In comparison, MosaicML is charging $0.002, and Together is charging $0.003 on GPU per 1k tokens. Together’s latency is much worse too which affects user experience while also costing 3x TPUv5e costs. Of course the above assumes you can feed the batch sizes, which is difficult for most smaller players to do, but the giants can. API access is still probably better cost when you don’t care about your prompts having sensitive info or you have extremely bursty usage instead of more consistent usage like the giants. These APIs also have some margin embedded.

It seems pretty clear that GPT-3.5 turbo should be inferenced on TPUv5e given these costs. We believe GPT-4 is probably too large to fit properly across TPUv5e’s and would require full scale TPUv5’s.

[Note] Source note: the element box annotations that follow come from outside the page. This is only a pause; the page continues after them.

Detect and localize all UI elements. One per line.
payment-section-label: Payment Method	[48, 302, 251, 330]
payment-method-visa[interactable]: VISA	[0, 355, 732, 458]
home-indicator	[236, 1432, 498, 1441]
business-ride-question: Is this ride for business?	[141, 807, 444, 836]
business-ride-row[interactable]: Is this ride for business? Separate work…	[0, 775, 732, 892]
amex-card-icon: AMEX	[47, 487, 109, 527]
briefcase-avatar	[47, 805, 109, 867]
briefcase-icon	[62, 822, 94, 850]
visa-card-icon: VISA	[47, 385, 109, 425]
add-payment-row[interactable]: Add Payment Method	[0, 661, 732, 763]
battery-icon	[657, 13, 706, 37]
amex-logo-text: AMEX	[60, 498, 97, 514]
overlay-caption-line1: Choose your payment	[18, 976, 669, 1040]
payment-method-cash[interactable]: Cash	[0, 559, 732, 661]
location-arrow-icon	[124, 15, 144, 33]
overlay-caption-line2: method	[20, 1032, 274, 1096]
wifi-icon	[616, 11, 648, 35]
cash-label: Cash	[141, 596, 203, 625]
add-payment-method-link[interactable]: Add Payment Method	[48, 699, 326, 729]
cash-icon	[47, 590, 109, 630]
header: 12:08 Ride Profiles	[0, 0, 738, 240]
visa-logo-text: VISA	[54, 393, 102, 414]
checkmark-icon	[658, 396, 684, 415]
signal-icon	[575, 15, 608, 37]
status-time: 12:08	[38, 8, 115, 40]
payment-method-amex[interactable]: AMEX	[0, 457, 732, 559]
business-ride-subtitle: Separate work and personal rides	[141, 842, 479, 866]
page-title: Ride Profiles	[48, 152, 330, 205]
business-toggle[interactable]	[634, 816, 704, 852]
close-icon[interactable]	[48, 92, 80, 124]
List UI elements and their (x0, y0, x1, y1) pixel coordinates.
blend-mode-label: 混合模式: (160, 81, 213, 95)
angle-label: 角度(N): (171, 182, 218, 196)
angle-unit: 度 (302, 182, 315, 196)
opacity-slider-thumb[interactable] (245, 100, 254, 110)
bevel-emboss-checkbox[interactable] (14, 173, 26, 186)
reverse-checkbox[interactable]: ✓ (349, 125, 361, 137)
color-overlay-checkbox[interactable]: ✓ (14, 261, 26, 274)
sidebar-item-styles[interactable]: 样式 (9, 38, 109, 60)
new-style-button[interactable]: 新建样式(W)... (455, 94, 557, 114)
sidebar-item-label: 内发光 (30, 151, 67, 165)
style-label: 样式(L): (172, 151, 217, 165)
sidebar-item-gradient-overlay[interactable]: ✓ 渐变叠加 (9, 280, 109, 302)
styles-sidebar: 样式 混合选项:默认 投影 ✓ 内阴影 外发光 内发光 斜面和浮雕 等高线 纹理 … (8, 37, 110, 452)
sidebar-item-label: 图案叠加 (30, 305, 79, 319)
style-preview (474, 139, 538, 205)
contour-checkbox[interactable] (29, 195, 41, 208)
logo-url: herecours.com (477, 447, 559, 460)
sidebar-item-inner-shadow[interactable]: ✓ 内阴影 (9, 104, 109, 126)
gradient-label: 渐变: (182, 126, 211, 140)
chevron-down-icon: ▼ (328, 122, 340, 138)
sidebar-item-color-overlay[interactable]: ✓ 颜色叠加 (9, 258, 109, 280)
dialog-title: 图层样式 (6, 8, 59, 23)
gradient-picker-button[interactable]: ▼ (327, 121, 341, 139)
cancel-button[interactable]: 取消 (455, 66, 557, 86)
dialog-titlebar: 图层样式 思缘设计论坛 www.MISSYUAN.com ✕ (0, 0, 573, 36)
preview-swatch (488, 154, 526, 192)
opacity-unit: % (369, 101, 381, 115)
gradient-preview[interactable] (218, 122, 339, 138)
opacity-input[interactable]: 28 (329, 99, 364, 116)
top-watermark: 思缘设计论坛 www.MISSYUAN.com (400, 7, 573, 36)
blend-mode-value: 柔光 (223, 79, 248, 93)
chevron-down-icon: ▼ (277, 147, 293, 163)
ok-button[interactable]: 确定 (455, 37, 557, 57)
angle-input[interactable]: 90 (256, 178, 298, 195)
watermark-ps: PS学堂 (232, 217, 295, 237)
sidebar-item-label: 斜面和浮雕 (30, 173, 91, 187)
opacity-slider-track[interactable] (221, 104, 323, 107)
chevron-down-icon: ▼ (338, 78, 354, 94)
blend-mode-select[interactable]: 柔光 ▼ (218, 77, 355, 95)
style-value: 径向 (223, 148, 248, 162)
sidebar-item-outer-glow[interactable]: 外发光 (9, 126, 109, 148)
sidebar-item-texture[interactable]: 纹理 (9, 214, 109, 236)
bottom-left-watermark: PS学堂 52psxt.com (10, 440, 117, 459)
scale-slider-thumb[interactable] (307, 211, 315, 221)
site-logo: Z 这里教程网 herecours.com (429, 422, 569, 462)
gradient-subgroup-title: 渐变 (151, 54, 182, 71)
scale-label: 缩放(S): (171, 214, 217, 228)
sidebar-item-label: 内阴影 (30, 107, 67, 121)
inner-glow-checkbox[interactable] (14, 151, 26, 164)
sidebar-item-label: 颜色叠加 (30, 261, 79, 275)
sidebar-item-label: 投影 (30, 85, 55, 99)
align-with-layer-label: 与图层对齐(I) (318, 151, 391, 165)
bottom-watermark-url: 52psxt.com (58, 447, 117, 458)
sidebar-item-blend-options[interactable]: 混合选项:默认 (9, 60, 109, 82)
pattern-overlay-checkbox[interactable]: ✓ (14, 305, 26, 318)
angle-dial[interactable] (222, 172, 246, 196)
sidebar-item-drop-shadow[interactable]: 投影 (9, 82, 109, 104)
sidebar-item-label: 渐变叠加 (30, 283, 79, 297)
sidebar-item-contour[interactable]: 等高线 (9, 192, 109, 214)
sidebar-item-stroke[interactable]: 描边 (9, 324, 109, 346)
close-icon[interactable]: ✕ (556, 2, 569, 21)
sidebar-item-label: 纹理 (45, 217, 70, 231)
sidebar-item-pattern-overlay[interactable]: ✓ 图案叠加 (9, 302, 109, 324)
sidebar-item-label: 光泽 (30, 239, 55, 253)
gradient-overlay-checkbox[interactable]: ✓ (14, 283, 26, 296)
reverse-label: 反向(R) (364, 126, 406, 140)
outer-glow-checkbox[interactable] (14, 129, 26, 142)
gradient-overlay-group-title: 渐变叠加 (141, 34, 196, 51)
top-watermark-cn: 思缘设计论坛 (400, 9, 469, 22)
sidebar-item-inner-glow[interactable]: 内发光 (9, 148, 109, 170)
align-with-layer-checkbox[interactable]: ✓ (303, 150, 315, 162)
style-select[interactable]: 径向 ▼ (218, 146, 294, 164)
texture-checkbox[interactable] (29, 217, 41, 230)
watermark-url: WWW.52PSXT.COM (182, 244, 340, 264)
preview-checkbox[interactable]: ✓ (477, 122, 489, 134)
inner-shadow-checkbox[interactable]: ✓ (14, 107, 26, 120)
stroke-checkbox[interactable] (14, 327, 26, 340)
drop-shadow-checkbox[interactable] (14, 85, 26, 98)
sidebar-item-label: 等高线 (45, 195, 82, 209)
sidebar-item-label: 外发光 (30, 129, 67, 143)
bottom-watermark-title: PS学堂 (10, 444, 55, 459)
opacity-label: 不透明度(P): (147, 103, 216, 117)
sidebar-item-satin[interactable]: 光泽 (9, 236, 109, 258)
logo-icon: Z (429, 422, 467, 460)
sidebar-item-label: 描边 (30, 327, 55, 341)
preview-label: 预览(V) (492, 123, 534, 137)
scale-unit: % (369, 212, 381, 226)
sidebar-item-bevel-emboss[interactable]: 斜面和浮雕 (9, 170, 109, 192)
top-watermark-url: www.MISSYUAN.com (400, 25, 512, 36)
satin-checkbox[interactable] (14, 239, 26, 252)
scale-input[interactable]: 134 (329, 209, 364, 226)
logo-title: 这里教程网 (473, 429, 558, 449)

Nonetheless, OpenAI would probably net win on cost if they could access TPUv5e at fair prices <$0.35 and move all their GPT-3.5 Turbo inference over to them from GPUs. Plus then, their other GPUs they have currently could be redirected to other tasks. The cost advantage of TPUv5e exists even with OpenAI special advantaged pricing with Azure for A100 and H100.

Just to be clear, we don’t think OpenAI will use it, but all the other AI startups and enterprises should look at it very seriously.